Her artistic legacy, however, endures — and not just in her Oviedo home, where countless canvases brimming with her talent are on display. Fascinated by the face and its potential to convey character and meaning, Kristin Eyfells’ faces radiated. While many of her faces were those of the famous and important, not all were. In 1994, a monumental visage by Eyfells dominated The Warehouse Gallery’s “Women at Work” show. In a 1994 review of her work, an Orlando Sentinel correspondent wrote that, “Kristin creates in each of her works an individualized compromise between the abstract and the organic.”

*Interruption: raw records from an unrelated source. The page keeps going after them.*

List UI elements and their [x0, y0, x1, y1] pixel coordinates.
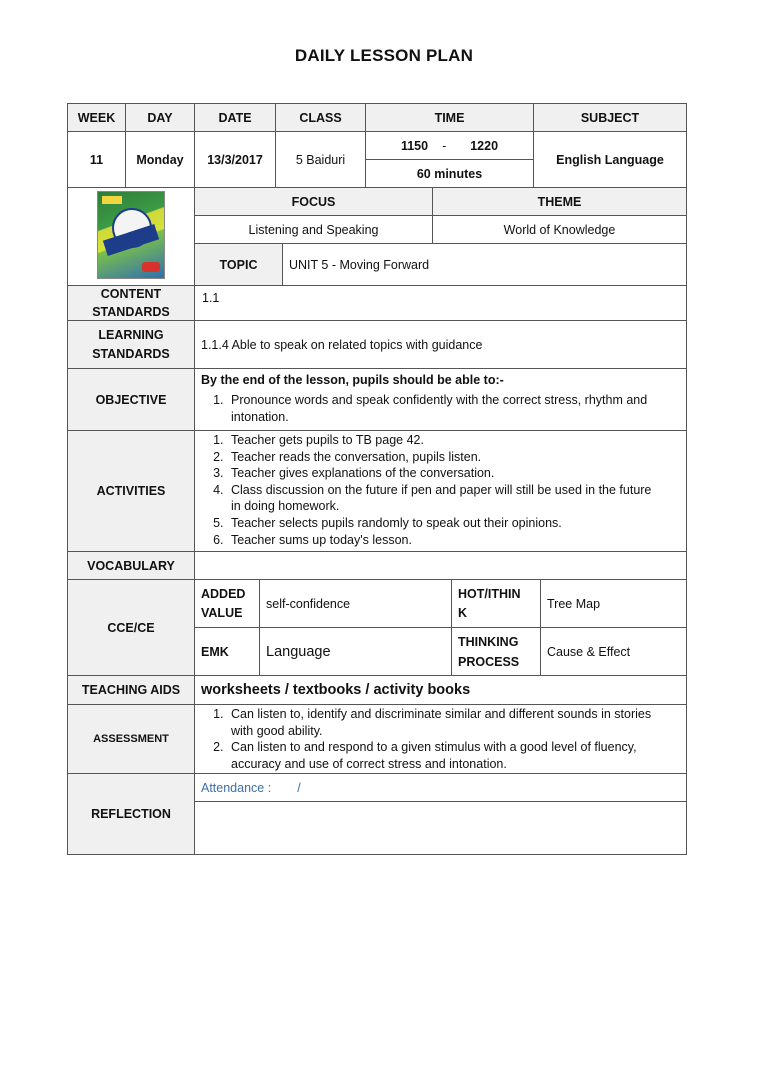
- day-header: DAY: [125, 103, 195, 132]
- emk-value: Language: [259, 627, 452, 676]
- theme-value: World of Knowledge: [432, 215, 687, 244]
- week-header: WEEK: [67, 103, 126, 132]
- assessment-item: 1. Can listen to, identify and discriminate similar and different sounds in stories with good ability.: [227, 706, 672, 739]
- subject-value: English Language: [533, 131, 687, 188]
- added-value-label-line1: ADDED: [201, 587, 246, 601]
- activity-item: 6. Teacher sums up today's lesson.: [227, 532, 656, 549]
- date-header: DATE: [194, 103, 276, 132]
- objective-label: OBJECTIVE: [67, 368, 195, 431]
- focus-header: FOCUS: [194, 187, 433, 216]
- content-standards-label-line1: CONTENT: [100, 287, 162, 301]
- class-value: 5 Baiduri: [275, 131, 366, 188]
- activity-item: 4. Class discussion on the future if pen and paper will still be used in the future in doing homework.: [227, 482, 656, 515]
- page-title: DAILY LESSON PLAN: [294, 46, 474, 65]
- time-range: [365, 131, 534, 160]
- teaching-aids-value: worksheets / textbooks / activity books: [194, 675, 687, 705]
- time-header: TIME: [365, 103, 534, 132]
- attendance-label: Attendance :: [201, 780, 272, 795]
- objective-intro: By the end of the lesson, pupils should be able to:-: [201, 373, 504, 387]
- learning-standards-label-line2: STANDARDS: [92, 346, 170, 361]
- attendance-separator: /: [297, 780, 301, 795]
- reflection-label: REFLECTION: [67, 773, 195, 855]
- added-value-label: [194, 579, 260, 628]
- vocabulary-value: [194, 551, 687, 580]
- hot-think-label: [451, 579, 541, 628]
- class-header: CLASS: [275, 103, 366, 132]
- focus-value: Listening and Speaking: [194, 215, 433, 244]
- teaching-aids-label: TEACHING AIDS: [67, 675, 195, 705]
- reflection-notes: [194, 801, 687, 855]
- book-cover-image: [97, 191, 165, 279]
- activity-item: 3. Teacher gives explanations of the conversation.: [227, 465, 656, 482]
- learning-standards-label: [67, 320, 195, 369]
- thinking-process-label-line1: THINKING: [458, 635, 519, 649]
- content-standards-label-line2: STANDARDS: [92, 305, 170, 319]
- time-separator: -: [442, 138, 447, 153]
- topic-label: TOPIC: [194, 243, 283, 286]
- duration-value: 60 minutes: [365, 159, 534, 188]
- assessment-label: ASSESSMENT: [67, 704, 195, 774]
- subject-header: SUBJECT: [533, 103, 687, 132]
- activity-item: 2. Teacher reads the conversation, pupils listen.: [227, 449, 656, 466]
- learning-standards-label-line1: LEARNING: [98, 327, 164, 342]
- content-standards-value: 1.1: [194, 285, 687, 321]
- thinking-process-label-line2: PROCESS: [458, 655, 520, 669]
- thinking-process-value: Cause & Effect: [540, 627, 687, 676]
- hot-think-value: Tree Map: [540, 579, 687, 628]
- assessment-content: [194, 704, 687, 774]
- activities-label: ACTIVITIES: [67, 430, 195, 552]
- attendance-row: [194, 773, 687, 802]
- date-value: 13/3/2017: [194, 131, 276, 188]
- hot-think-label-line2: K: [458, 606, 468, 620]
- cce-label: CCE/CE: [67, 579, 195, 676]
- topic-value: UNIT 5 - Moving Forward: [282, 243, 687, 286]
- time-start: 1150: [400, 138, 429, 153]
- theme-header: THEME: [432, 187, 687, 216]
- vocabulary-label: VOCABULARY: [67, 551, 195, 580]
- activities-content: [194, 430, 687, 552]
- time-end: 1220: [470, 138, 499, 153]
- hot-think-label-line1: HOT/ITHIN: [458, 587, 521, 601]
- emk-label: EMK: [194, 627, 260, 676]
- added-value: self-confidence: [259, 579, 452, 628]
- learning-standards-value: 1.1.4 Able to speak on related topics with guidance: [194, 320, 687, 369]
- objective-content: [194, 368, 687, 431]
- added-value-label-line2: VALUE: [201, 606, 243, 620]
- objective-item: 1. Pronounce words and speak confidently with the correct stress, rhythm and intonation.: [227, 392, 678, 425]
- activity-item: 5. Teacher selects pupils randomly to speak out their opinions.: [227, 515, 656, 532]
- content-standards-label: [67, 285, 195, 321]
- activity-item: 1. Teacher gets pupils to TB page 42.: [227, 432, 656, 449]
- thinking-process-label: [451, 627, 541, 676]
- assessment-item: 2. Can listen to and respond to a given stimulus with a good level of fluency, accuracy and use of correct stress and intonation.: [227, 739, 672, 772]
- day-value: Monday: [125, 131, 195, 188]
- week-value: 11: [67, 131, 126, 188]
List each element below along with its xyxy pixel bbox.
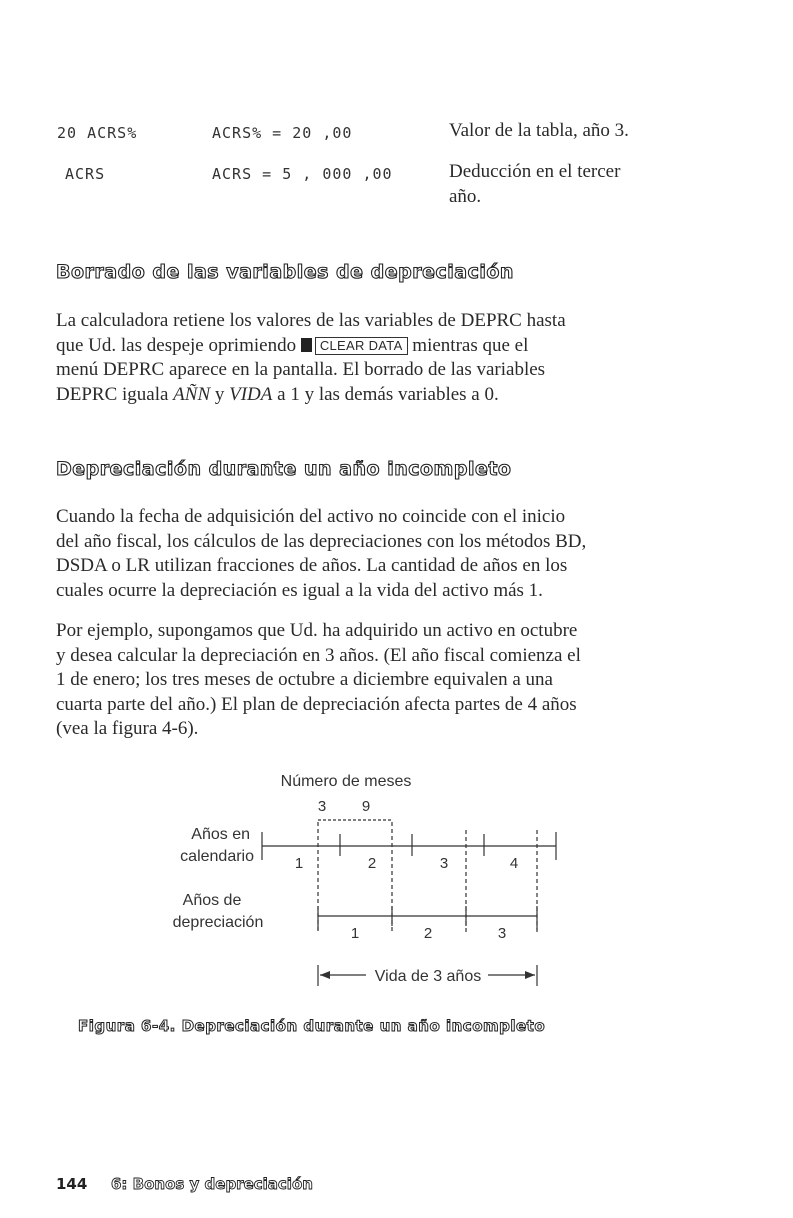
- shift-key-icon: [301, 338, 312, 352]
- depreciation-year: 3: [497, 925, 507, 942]
- calendar-label: Años en: [191, 826, 250, 843]
- table-row-1-key: 20 ACRS%: [57, 124, 138, 142]
- section2-paragraph-2: [56, 619, 671, 742]
- calendar-year: 4: [509, 855, 519, 872]
- depreciation-figure: [0, 760, 793, 1000]
- section1-line: menú DEPRC aparece en la pantalla. El borrado de las variables: [56, 359, 546, 380]
- arrow-left-icon: [320, 971, 330, 979]
- life-label: Vida de 3 años: [374, 968, 482, 985]
- paragraph-line: cuarta parte del año.) El plan de depreciación afecta partes de 4 años: [56, 693, 577, 715]
- table-row-2-desc-line2: año.: [449, 186, 482, 207]
- depreciation-label: Años de: [182, 892, 242, 909]
- variable-vida: VIDA: [229, 383, 273, 405]
- table-row-1-desc: Valor de la tabla, año 3.: [449, 120, 629, 141]
- section-heading-clear-variables: Borrado de las variables de depreciación: [56, 261, 514, 283]
- paragraph-line: DSDA o LR utilizan fracciones de años. La cantidad de años en los: [56, 555, 568, 576]
- paragraph-line: del año fiscal, los cálculos de las depreciaciones con los métodos BD,: [56, 530, 587, 552]
- section1-line: La calculadora retiene los valores de las variables de DEPRC hasta: [56, 310, 566, 331]
- table-row-2-display: ACRS = 5 , 000 ,00: [212, 165, 393, 183]
- table-row-2-key: ACRS: [65, 165, 106, 183]
- section2-paragraph-1: [56, 505, 671, 603]
- page-number: 144: [56, 1175, 88, 1193]
- figure-caption: Figura 6-4. Depreciación durante un año incompleto: [78, 1017, 546, 1035]
- arrow-right-icon: [525, 971, 535, 979]
- paragraph-line: (vea la figura 4-6).: [56, 718, 199, 739]
- clear-data-key: CLEAR DATA: [315, 337, 408, 355]
- section1-line: DEPRC iguala AÑN y VIDA a 1 y las demás variables a 0.: [56, 383, 499, 405]
- section1-line: que Ud. las despeje oprimiendo CLEAR DATA mientras que el: [56, 334, 529, 356]
- paragraph-line: y desea calcular la depreciación en 3 años. (El año fiscal comienza el: [56, 644, 581, 666]
- figure-title: Número de meses: [280, 773, 412, 790]
- table-row-1-display: ACRS% = 20 ,00: [212, 124, 353, 142]
- depreciation-year: 1: [350, 925, 360, 942]
- calendar-year: 1: [294, 855, 304, 872]
- paragraph-line: cuales ocurre la depreciación es igual a la vida del activo más 1.: [56, 579, 543, 601]
- calendar-year: 3: [439, 855, 449, 872]
- section1-paragraph: [56, 309, 671, 407]
- variable-ann: AÑN: [173, 383, 211, 405]
- calendar-year: 2: [367, 855, 377, 872]
- section-heading-partial-year: Depreciación durante un año incompleto: [56, 458, 512, 480]
- month-label: 3: [317, 798, 327, 815]
- chapter-title: 6: Bonos y depreciación: [111, 1175, 313, 1193]
- month-label: 9: [361, 798, 371, 815]
- paragraph-line: Cuando la fecha de adquisición del activo no coincide con el inicio: [56, 506, 566, 527]
- paragraph-line: Por ejemplo, supongamos que Ud. ha adquirido un activo en octubre: [56, 620, 578, 641]
- depreciation-label: depreciación: [172, 914, 264, 931]
- calendar-label: calendario: [180, 848, 254, 865]
- table-row-2-desc-line1: Deducción en el tercer: [449, 161, 621, 182]
- paragraph-line: 1 de enero; los tres meses de octubre a diciembre equivalen a una: [56, 669, 553, 690]
- depreciation-year: 2: [423, 925, 433, 942]
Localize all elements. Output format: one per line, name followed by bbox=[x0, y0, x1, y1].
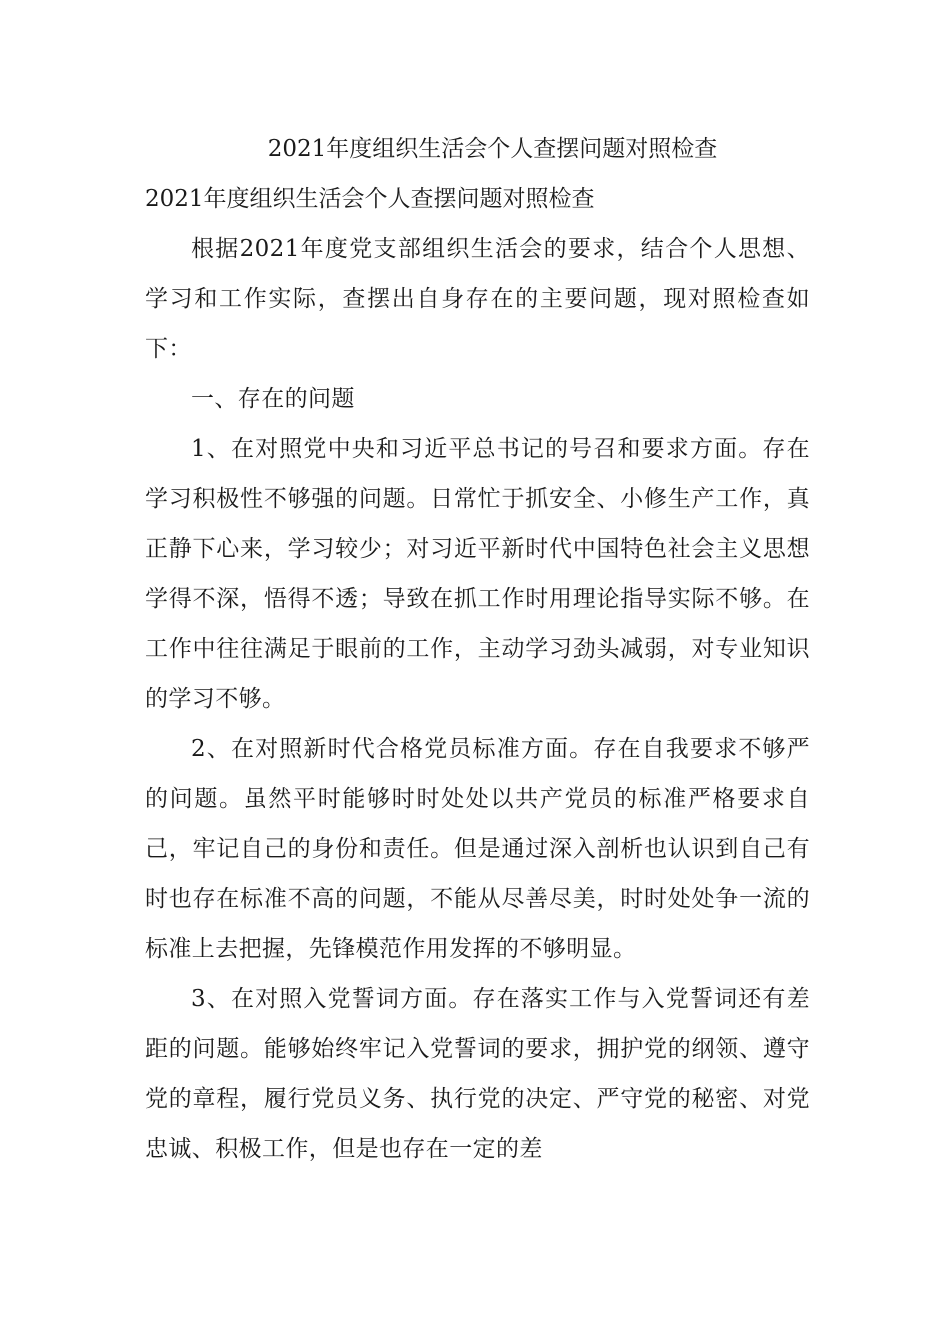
paragraph-item-1: 1、在对照党中央和习近平总书记的号召和要求方面。存在学习积极性不够强的问题。日常忙于抓安全、小修生产工作，真正静下心来，学习较少；对习近平新时代中国特色社会主义思想学得不深，悟得不透；导致在抓工作时用理论指导实际不够。在工作中往往满足于眼前的工作，主动学习劲头减弱，对专业知识的学习不够。 bbox=[145, 436, 810, 712]
paragraph-item-2: 2、在对照新时代合格党员标准方面。存在自我要求不够严的问题。虽然平时能够时时处处以共产党员的标准严格要求自己，牢记自己的身份和责任。但是通过深入剖析也认识到自己有时也存在标准不高的问题，不能从尽善尽美，时时处处争一流的标准上去把握，先锋模范作用发挥的不够明显。 bbox=[145, 736, 810, 962]
intro-paragraph: 根据2021年度党支部组织生活会的要求，结合个人思想、学习和工作实际，查摆出自身存在的主要问题，现对照检查如下： bbox=[145, 236, 810, 362]
paragraph-item-3: 3、在对照入党誓词方面。存在落实工作与入党誓词还有差距的问题。能够始终牢记入党誓词的要求，拥护党的纲领、遵守党的章程，履行党员义务、执行党的决定、严守党的秘密、对党忠诚、积极工作，但是也存在一定的差 bbox=[145, 986, 810, 1162]
document-subtitle: 2021年度组织生活会个人查摆问题对照检查 bbox=[145, 186, 595, 212]
document-title: 2021年度组织生活会个人查摆问题对照检查 bbox=[267, 136, 718, 162]
document-body bbox=[145, 124, 810, 1174]
section-heading: 一、存在的问题 bbox=[191, 386, 355, 412]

Realistic and playful might be another way to describe her paintings, which captured her subjects with a photographer’s clarity even as she danced around the natural order of things. Colors exploded unexpectedly, and in surprising places: country crooner George Jones’ chin, photographer Ansel Adams’ eyelids. The Eyfells, husband and wife, sculptor and painter, even staged shows together. They lived and breathed art through 53 years of marriage.
“We met in Berkeley, where I was a student,” said Johann Eyfells, 79, a retired University of Central Florida art professor who helped create UCF’s art department. “She was a student in fashion-design school. We married, and after we decided to move to Florida to complete our studies. The weather was the main factor. I am a sculptor, and I enjoy working in the outdoors.”
Kristin Eyfells earned a degree in psychology from the University of Florida before the couple relocated to the Orlando area. And, according to her husband, it transformed her work. “She really concentrated on faces,” he said. “I’m sure she was interested in capturing the character, the invisible energy of the subject.”
Kristin Eyfells produced much of her work out of the couple’s home. And while he was the teacher in the family, she also made time to teach as well at the Maitland Art Center, Johann Eyfells said.
The couple had no children, and their relatives all remain in Iceland, Johann Eyfells said. Baldwin-Fairchild Funeral Home, Goldenrod Chapel, is handling arrangements.